Le sujet de ce conte poli­tique tra­duit en fable ani­ma­lière touche à la dic­ta­ture et à la ou les manières de la faire tom­ber. Xavier Dori­son détaille la manière de mener une révolte non-violente face à une répres­sion. Si le récit d’Orwell reste en toile de fond, le scé­na­riste pré­fère s’appuyer sur des exemples réus­sis de mise à bas d’une tyran­nie de cette façon que ce soit en Inde avec Gandhi, en Afrique du Sud avec Nel­son Man­dela, en Pologne avec Lech Walesa…
Et, plus récem­ment, avec le suc­cès du mou­ve­ment Otpor, ce sou­lè­ve­ment paci­fiste des étu­diants qui a fait tom­ber Slo­bo­dan Miloše­vić en Serbie.

Il choi­sit, pour por­ter son scé­na­rio, une chatte, mère de deux cha­tons, qui va se trou­ver entraî­née dans un sys­tème de résis­tance, de déso­béis­sance civile qui va se construire au fur et à mesure. À tra­vers ce récit, c’est un hymne à la non-violence, un contre-pied aux modèles nar­ra­tifs les plus répan­dus qui valo­risent les héros tout en muscles, qui amènent à mettre au pou­voir ces hommes poli­tiques tout en gueule, en menaces…
Le des­sin est assuré par Félix Delep dont c’est le pre­mier album. Étu­diant à l’école Émile Cohl, il a suivi les cours d’un cer­tain Xavier Dori­son sur …le scé­na­rio sans jamais faire état de ses des­sins. C’est par le biais d’Internet qu’ils se sont trou­vés. Et c’est vrai­ment une belle ren­contre car son des­sin ani­ma­lier est remar­quable, à la hau­teur de celui des créa­teurs chez Walt Dis­ney, aussi bien dans les pos­tures et les expres­sions des ani­maux que dans les décors.

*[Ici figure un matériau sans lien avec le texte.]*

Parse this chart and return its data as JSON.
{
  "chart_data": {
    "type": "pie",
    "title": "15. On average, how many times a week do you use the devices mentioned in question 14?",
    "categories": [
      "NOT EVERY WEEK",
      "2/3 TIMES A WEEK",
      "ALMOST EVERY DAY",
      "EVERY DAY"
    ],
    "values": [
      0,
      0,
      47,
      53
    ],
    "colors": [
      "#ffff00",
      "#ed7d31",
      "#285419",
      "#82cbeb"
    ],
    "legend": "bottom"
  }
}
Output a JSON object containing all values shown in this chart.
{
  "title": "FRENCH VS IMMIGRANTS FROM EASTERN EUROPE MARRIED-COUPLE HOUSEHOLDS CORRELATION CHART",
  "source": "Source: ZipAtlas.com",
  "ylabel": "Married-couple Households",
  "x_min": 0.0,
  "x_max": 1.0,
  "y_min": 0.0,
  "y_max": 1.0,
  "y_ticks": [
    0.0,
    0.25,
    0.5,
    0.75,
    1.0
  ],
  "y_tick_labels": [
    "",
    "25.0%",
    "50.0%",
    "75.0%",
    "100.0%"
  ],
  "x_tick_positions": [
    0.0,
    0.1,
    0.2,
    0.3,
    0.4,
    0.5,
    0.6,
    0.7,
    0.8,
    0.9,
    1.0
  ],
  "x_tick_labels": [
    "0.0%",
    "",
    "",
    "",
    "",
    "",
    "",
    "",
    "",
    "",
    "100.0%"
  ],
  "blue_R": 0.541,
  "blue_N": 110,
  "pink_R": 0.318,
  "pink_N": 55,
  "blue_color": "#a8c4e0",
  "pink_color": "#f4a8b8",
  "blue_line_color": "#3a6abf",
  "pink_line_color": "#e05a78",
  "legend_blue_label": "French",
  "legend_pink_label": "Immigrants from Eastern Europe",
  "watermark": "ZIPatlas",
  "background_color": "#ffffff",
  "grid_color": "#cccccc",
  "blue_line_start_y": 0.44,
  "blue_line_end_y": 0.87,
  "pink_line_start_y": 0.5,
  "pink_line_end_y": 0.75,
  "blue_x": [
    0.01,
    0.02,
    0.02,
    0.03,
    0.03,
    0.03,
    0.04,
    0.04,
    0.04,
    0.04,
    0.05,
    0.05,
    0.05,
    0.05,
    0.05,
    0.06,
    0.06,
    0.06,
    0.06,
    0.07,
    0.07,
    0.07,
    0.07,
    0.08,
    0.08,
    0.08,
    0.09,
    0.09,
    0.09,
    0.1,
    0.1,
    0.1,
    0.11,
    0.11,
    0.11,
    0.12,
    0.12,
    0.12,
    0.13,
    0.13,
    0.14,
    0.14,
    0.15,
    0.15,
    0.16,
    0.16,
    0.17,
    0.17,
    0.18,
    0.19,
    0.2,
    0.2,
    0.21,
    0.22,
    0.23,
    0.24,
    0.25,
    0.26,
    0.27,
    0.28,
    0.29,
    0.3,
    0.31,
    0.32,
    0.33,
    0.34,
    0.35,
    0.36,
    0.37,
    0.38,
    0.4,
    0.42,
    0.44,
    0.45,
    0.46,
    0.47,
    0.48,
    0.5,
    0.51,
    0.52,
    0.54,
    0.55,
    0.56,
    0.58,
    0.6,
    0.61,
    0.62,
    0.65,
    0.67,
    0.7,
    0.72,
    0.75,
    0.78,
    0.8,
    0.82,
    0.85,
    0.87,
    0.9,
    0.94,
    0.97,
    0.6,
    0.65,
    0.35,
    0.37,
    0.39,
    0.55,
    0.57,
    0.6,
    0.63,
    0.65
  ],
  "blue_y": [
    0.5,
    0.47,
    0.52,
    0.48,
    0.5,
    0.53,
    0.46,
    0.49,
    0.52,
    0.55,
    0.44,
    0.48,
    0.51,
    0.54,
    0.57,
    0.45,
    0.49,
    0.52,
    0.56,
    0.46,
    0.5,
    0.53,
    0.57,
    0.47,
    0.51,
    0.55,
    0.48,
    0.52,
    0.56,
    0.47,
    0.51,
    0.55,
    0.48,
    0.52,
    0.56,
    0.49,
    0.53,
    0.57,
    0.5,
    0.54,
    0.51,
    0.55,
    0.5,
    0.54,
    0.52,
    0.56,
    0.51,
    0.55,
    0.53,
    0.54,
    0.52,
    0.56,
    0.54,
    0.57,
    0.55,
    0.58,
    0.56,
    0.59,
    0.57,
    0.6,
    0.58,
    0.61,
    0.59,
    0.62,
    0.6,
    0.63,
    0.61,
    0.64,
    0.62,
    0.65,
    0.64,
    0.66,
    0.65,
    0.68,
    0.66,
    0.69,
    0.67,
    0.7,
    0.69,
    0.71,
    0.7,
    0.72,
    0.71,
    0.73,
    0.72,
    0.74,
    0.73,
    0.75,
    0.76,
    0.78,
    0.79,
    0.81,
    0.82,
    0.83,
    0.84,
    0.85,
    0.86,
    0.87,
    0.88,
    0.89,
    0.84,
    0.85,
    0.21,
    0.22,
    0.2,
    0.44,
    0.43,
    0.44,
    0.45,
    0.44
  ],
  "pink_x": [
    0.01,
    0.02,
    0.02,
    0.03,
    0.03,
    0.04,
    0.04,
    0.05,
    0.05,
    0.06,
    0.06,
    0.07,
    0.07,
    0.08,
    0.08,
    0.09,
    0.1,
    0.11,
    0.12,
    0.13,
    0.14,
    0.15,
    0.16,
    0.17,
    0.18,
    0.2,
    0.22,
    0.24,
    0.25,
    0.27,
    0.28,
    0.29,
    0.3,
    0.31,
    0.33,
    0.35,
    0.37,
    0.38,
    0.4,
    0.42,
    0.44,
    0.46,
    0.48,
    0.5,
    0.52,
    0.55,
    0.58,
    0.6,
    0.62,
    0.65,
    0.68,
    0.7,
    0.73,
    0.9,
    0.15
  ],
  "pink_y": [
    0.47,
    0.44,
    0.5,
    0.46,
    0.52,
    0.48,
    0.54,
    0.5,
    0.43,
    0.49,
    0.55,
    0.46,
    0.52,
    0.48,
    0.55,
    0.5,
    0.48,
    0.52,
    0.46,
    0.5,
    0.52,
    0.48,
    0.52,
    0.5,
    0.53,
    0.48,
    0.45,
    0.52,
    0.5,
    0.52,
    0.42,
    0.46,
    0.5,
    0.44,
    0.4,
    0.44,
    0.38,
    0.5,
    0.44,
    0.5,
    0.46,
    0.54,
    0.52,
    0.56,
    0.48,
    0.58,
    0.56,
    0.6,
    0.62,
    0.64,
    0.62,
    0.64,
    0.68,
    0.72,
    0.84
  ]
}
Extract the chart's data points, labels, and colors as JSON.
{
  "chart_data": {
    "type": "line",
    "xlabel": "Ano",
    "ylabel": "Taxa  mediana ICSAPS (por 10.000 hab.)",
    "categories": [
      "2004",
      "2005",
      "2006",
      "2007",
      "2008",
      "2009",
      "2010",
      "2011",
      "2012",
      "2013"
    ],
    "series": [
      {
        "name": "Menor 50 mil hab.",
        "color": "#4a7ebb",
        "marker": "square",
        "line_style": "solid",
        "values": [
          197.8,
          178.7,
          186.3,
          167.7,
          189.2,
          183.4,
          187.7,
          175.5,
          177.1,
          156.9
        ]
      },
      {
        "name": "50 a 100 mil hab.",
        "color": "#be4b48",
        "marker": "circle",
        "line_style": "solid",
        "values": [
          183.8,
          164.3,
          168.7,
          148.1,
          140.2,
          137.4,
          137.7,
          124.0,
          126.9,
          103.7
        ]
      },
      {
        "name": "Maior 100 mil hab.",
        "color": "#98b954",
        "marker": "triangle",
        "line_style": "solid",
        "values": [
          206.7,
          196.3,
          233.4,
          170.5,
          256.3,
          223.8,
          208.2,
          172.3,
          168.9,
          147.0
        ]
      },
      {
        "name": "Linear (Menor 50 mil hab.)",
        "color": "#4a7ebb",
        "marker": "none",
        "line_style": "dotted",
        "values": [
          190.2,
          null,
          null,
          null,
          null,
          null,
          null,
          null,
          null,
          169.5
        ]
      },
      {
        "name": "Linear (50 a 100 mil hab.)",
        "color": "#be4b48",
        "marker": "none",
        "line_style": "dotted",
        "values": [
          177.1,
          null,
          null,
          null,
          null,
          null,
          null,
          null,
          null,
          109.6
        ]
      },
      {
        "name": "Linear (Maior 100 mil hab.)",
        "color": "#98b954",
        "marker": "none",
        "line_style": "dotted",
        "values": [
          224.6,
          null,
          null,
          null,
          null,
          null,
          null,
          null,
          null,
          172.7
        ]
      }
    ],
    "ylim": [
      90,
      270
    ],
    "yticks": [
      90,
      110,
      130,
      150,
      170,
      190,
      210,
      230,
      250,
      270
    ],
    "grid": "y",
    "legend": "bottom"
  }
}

Prévue en quatre tomes, cette série s’impose, dès le pre­mier opus, comme une des réus­sites de cette décen­nie par la pro­fon­deur de son scé­na­rio et par la qua­lité de son graphisme.

serge per­raud

Xavier Dori­son (scé­na­rio), Félix Delep (des­sin et cou­leurs) & Jes­sica Bodard (cou­leurs), Le châ­teau des ani­maux – t.01 : Miss Ben­ga­lore, Cas­ter­man, sep­tembre 2019, 72 p. – 15,95 €.